I conclude that Regent Hopkinson's story was a bundle of disinformation, intended to create a very false image of the previous UC investment picture and thus to dispell any criticisms over what Wilshire Associates and The Regents had done. I do not know whether Regent Hopkinson was aware of these fabrications, or was merely the dupe of some other miscreant.

Was any of this misinformation fed to gullible regents during the hours of secret meetings when Wilshire's advice was delivered to them? Here is another powerful reason for insisting that the minutes of those meetings be made public.

Appendix - UCRP Bond Investments

Let's look at what the Wilshire report had to say about policies for the bond investments in UCRP (page 15 of their March 16, 2000, Investment Strategy Study):

"Wilshire recommends that The Regents adopt the Salomon Long Pension Fund (LPF) Bond Index as the overall performance objective for its 35% allocation to fixed income. The Salomon LPF Bond Index is used by large pension funds, like CalPERS, that seek a longer duration for their bond portfolio to more closely match the longer duration of their benefit liabilities. ...
"The Treasurer's Office manages a very long maturity bond portfolio whose return is compared with ... the Lehman Long Treasury Index (a long 10.4 year duration). The recommended Salomon LPF Index has a 7.4 year duration, ...
"Wilshire has calculated the duration of the Plan's liabilities to be approximately 16 years, ..."
The numbers they give contradict the logic they espouse. Given the two alternative durations, 10.4 years and 7.4 years, which one more closely matches 16 years?

Wilshire concludes, putting aside that discussion of matching durations,
"Our view is that the 7.4 year duration provides a better return and risk profile for the UC Pension Plan..."
and this is a claim we can examine using the data on Fixed Income Returns and Risks recently provided by the UC Treasurer's Office. In Part 7 we looked at this kind of data analysis for the Stock portfolio; here we turn to the Bonds.

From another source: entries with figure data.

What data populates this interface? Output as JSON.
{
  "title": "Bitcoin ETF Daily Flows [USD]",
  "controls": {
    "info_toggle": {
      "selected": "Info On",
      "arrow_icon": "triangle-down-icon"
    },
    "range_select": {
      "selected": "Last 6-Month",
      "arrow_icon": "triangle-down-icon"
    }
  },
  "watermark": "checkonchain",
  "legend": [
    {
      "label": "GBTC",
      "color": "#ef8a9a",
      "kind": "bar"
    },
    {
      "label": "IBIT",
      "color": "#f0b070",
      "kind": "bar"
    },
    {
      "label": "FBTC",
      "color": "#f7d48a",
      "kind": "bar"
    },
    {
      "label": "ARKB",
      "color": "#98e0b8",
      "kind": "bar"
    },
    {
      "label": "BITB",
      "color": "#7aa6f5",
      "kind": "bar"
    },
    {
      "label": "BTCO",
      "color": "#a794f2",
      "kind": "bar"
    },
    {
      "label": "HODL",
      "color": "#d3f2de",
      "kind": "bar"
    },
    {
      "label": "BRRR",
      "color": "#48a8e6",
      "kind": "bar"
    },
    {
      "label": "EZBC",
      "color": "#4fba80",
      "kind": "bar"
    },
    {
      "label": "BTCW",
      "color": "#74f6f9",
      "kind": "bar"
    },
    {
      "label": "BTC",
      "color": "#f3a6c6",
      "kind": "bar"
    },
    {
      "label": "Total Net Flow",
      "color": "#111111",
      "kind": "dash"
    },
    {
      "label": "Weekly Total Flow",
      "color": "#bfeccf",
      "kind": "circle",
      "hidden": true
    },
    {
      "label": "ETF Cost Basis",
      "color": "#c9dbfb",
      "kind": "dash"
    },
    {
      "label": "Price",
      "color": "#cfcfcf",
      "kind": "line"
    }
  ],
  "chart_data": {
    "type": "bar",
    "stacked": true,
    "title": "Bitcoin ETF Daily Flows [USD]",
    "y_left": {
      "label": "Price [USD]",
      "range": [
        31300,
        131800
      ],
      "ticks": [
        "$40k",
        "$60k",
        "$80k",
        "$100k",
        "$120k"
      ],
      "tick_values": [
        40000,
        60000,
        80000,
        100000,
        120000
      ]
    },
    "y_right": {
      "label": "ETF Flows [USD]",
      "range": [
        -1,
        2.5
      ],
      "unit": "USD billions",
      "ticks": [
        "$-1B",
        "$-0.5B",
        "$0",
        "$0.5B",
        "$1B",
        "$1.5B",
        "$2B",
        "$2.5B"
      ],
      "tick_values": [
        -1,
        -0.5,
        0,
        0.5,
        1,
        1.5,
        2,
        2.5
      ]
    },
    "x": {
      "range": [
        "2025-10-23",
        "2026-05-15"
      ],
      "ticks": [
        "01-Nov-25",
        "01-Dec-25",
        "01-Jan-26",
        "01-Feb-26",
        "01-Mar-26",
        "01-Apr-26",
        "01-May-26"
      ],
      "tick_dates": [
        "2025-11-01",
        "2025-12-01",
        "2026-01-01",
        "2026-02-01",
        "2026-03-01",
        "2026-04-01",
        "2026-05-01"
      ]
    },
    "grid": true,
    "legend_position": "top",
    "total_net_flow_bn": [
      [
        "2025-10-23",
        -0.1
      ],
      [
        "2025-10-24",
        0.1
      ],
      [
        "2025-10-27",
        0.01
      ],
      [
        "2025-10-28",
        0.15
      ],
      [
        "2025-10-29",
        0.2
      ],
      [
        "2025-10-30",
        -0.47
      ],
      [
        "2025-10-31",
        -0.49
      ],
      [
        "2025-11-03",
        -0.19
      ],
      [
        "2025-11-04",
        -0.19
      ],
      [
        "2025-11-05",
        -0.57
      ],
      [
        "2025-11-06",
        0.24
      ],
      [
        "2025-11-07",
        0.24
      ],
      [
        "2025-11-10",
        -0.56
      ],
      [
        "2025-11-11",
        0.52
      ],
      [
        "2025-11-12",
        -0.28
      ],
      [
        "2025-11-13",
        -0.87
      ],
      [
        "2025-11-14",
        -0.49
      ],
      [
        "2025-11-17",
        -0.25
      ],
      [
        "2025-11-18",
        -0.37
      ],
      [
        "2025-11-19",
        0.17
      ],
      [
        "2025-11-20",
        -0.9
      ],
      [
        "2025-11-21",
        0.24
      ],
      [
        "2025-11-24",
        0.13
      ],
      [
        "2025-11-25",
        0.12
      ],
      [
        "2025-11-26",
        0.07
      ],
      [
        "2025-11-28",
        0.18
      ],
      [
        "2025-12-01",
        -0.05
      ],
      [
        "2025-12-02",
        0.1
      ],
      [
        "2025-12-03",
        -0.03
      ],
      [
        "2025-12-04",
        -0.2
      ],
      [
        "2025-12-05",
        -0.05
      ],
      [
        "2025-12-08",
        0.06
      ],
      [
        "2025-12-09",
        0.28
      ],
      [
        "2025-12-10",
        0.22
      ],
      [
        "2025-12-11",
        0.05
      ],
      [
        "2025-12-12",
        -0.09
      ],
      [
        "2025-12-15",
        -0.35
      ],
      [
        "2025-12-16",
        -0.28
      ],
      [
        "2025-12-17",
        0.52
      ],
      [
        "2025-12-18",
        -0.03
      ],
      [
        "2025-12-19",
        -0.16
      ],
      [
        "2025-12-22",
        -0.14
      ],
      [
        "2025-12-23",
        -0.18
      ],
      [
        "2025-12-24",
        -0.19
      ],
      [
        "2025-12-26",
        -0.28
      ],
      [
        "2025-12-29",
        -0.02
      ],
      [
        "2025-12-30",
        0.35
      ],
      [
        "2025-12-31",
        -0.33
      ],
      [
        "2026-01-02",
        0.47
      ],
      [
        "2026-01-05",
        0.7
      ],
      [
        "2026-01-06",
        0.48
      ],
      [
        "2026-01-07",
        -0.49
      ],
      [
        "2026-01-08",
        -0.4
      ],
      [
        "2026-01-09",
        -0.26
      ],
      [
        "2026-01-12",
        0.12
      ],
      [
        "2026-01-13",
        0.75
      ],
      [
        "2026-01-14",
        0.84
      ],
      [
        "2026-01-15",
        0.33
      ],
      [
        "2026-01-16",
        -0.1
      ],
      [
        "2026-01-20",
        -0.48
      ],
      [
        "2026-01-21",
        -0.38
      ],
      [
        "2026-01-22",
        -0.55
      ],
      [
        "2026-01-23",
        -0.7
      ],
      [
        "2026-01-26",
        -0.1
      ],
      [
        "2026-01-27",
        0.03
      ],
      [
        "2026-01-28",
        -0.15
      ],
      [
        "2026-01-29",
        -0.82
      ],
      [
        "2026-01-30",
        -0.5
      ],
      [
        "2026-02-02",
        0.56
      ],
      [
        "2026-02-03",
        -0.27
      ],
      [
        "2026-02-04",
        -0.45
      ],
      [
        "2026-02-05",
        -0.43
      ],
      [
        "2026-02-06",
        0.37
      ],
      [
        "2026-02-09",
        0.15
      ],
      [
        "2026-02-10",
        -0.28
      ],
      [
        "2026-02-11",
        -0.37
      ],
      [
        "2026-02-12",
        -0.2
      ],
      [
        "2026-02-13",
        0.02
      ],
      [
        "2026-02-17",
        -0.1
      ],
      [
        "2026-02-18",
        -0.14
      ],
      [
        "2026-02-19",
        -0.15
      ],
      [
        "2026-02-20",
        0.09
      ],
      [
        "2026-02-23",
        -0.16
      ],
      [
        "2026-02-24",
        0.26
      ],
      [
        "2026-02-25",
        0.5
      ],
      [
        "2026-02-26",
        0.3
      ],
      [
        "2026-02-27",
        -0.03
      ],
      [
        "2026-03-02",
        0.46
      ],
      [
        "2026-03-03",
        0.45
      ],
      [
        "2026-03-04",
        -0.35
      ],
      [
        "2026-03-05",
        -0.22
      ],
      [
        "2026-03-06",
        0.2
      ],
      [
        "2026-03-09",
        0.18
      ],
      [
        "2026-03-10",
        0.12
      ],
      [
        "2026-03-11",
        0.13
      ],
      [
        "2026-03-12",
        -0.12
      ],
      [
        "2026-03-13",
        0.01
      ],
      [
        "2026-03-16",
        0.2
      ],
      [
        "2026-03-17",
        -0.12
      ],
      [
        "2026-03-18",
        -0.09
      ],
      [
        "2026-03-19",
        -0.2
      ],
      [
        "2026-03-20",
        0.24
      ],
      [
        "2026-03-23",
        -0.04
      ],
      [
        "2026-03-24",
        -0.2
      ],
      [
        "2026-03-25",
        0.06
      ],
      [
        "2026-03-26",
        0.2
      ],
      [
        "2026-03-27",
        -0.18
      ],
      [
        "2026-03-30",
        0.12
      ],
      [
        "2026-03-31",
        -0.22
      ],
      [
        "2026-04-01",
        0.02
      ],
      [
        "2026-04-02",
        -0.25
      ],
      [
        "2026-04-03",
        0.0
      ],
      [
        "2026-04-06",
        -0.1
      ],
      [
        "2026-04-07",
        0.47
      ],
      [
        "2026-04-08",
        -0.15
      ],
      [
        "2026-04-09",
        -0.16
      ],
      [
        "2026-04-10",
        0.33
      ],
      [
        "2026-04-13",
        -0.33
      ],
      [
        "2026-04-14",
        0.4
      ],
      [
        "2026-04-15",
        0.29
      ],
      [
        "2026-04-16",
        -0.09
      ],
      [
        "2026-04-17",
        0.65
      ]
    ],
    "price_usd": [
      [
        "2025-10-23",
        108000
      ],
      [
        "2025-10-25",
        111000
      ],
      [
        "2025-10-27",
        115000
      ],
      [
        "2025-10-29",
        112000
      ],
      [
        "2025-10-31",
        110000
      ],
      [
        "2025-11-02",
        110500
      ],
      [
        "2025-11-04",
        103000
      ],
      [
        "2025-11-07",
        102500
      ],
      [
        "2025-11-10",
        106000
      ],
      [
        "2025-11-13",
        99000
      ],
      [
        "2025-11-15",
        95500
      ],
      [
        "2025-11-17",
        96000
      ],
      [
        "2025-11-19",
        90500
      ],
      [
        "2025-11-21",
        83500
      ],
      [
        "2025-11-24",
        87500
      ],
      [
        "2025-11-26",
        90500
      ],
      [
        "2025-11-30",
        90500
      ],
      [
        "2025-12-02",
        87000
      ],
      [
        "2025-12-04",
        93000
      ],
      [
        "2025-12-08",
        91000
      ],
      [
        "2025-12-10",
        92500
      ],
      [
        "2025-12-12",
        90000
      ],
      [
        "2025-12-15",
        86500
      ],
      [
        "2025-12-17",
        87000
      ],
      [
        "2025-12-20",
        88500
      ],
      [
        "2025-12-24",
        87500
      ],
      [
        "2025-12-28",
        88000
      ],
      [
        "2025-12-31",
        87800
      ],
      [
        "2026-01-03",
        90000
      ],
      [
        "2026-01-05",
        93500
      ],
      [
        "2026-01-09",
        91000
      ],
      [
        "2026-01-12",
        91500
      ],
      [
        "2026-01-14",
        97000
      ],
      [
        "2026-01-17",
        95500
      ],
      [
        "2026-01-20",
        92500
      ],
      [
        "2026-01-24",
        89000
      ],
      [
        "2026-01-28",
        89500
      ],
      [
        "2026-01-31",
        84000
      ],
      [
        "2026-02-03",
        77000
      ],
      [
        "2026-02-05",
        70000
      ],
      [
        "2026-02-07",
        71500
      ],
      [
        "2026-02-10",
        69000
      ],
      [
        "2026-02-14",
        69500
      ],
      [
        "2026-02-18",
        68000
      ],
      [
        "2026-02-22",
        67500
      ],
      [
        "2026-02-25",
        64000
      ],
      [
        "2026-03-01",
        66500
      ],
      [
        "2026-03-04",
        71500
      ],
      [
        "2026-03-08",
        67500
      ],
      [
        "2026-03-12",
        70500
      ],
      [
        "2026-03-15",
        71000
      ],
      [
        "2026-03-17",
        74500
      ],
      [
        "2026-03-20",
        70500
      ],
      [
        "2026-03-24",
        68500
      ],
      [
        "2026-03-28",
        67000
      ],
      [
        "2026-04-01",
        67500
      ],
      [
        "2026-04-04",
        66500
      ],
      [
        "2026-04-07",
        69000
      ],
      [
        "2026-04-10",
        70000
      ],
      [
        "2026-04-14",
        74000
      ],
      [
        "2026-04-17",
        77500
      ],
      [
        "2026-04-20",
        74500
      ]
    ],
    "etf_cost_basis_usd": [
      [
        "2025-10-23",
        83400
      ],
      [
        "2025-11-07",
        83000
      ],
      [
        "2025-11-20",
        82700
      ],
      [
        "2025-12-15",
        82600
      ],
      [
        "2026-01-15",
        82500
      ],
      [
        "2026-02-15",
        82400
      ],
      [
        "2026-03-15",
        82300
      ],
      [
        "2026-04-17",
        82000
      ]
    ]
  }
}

Over the past 20 years, UCRP investments in bonds have consistently shown higher returns - and also higher risks (standard deviations of annual returns) - than either of the benchmarks: Lehman Brothers LT Index or Salomon Brothers LPF Index. In order to compare these "return and risk profiles", we need to calculate some risk-adjusted numbers. My results (using the same method as in Part 7) are shown in Table 1, below. The new policy involves a significant sacrifice of returns, in the long run, even after allowing for the much lower risk level of Wilshire's new benchmark.
Table 1.   Risk-Adjusted Comparison:  UCRP Bonds vs. two Benchmarks
(as of 6/30/00)
                Over the last ...  5 years 10 years 15 years 20 years
Annualized Returns for
UCRP Bonds
 10.1%  11.3%  11.7%  12.6%
Risk-Adjusted Returns for
UCRP Bonds vs.
  8.7%  9.9%  10.4%  12.3%
Lehman LT G/C/Y Index   6.8%  9.2%  10.3%  10.9%
>>>Difference  +1.9%  +0.7%  +0.1%  +1.4%
Risk-Adjusted Returns for
UCRP Bonds vs.
 7.7%  8.5%  9.2%  11.5%
Salomon LPF Index  6.5%  8.6%  9.7%  10.4%
>>>Difference  +1.2%  -0.1%  -0.5%  +1.1%
Calculated by the M2 (Modigliani-Modigliani) Method, using data from UCOT .

     Again I would ask, Has Wilshire provided UC with any such quantitative analysis?